Apache Spark

So as part of the academic curriculum we just started re-exploring Apache Spark. It’s been one of the technology that I had long lost touch with. Ironical but true, in this age of big data and speed Spark was left somewhere way behind in my past projects working for Pitney Bowes.
History
Apache Spark was created in 2009 at UC Berkeley’s AMPLab as a research project led by Matei Zaharia. The goal was to overcome the limitations of Hadoop’s MapReduce, a popular but often slow data processing framework. MapReduce was designed for a linear workflow where each step reads data from a disk and writes the results back to a disk, which made it inefficient for tasks that require multiple passes over the same data, like machine learning algorithms.
Spark’s key innovation was the Resilient Distributed Dataset (RDD), a fault-tolerant collection of elements that can be processed in parallel. RDDs can be cached in memory, which significantly speeds up iterative computations and interactive queries by avoiding constant disk reads and writes. This in-memory processing is what makes Spark much faster than MapReduce.
In 2013, the project was donated to the Apache Software Foundation, and it has since become a top-level project with a massive global community of developers.
Purpose
The core purpose of Apache Spark is to provide a fast and unified engine for big data workloads.

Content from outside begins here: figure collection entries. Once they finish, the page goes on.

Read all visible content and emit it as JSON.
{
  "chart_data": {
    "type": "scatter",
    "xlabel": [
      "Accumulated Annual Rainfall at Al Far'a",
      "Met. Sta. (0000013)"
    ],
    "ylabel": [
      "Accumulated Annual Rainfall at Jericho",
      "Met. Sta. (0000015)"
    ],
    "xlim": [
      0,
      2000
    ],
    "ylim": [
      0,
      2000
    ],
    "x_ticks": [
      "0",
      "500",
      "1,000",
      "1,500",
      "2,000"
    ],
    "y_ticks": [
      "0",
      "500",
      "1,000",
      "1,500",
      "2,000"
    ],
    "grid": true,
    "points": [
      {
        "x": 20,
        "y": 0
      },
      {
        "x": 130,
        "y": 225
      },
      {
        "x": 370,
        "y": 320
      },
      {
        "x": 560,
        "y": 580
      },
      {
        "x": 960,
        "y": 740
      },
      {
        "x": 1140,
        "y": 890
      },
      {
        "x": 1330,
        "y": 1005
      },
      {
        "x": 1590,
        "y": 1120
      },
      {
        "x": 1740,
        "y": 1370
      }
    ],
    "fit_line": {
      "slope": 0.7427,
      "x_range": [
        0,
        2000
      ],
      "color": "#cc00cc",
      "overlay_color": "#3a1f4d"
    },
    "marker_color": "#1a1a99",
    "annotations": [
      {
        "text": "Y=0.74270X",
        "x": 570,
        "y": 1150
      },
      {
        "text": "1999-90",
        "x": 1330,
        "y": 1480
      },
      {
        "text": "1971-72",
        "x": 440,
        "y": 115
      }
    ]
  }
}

It can handle a wide variety of tasks, including:
- Batch Processing: Analyzing large amounts of static data (e.g., analyzing all sales data from the past year).
- Real-time Stream Processing: Analyzing data as it’s generated (e.g., monitoring a live feed of social media posts).
- Machine Learning: Training and running machine learning models on vast datasets.
- SQL Queries: Performing structured data analysis using a familiar language (SQL).
- Graph Processing: Analyzing network-like data, such as social connections.
Spark’s power lies in its ability to do all these things on a single, unified platform, eliminating the need to use separate tools for different tasks. It can run on a variety of cluster managers like Hadoop YARN, Apache Mesos, or Kubernetes, and can read data from a multitude of sources, including local files, Amazon S3, and HDFS.
Example
import requests
from pyspark.sql import SparkSession
from pyspark.sql.functions import col, explode, split, lower, regexp_replace, length
# 1. Fetch the content from a URL using a separate library
url = "https://cloud.google.com/learn/what-is-artificial-intelligence"
try:
response = requests.get(url, timeout=10)
response.raise_for_status() # This will raise an HTTPError if the response was an error
url_content = response.text
except requests.exceptions.RequestException as e:
print(f"Error fetching URL: {e}")
url_content = ""
# 2. Create a SparkSession
spark = SparkSession.builder.appName("CountWordsFromURL").getOrCreate()
# 3. Create a DataFrame with the fetched content
data = [(url_content,)]
df = spark.createDataFrame(data, ["text_content"])
# 4. Use Spark to process the text
words = df.select(explode(split(df.text_content, "\\s+")).alias("word"))
cleaned_words = words.withColumn("word", col("word").cast("string")) \
.withColumn("word", regexp_replace(col("word"), "[^a-zA-Z]", "")) \
.filter(length(col("word")) > 0) \
.withColumn("word", lower(col("word")))
# 5. Count the occurrences of "ai"
ai_count = cleaned_words.filter(col("word") == "ai").count()
# 6. Print the result
print(f"The word 'AI' appears {ai_count} times on the page.")
# 7. Stop the SparkSession
spark.stop()
Console output
25/09/14 12:38:18 WARN Utils: Your hostname, Samarthya resolves to a loopback address: 127.0.1.1; using 10.255.255.254 instead (on interface lo)
25/09/14 12:38:18 WARN Utils: Set SPARK_LOCAL_IP if you need to bind to another address
Setting default log level to "WARN".
To adjust logging level use sc.setLogLevel(newLevel). For SparkR, use setLogLevel(newLevel).
25/09/14 12:38:18 WARN NativeCodeLoader: Unable to load native-hadoop library for your platform... using builtin-java classes where applicable
25/09/14 12:38:19 WARN Utils: Service 'SparkUI' could not bind on port 4040. Attempting port 4041.
25/09/14 12:38:22 WARN TaskSetManager: Stage 0 contains a task of very large size (1946 KiB). The maximum recommended task size is 1000 KiB.
The word 'AI' appears 228 times on the page.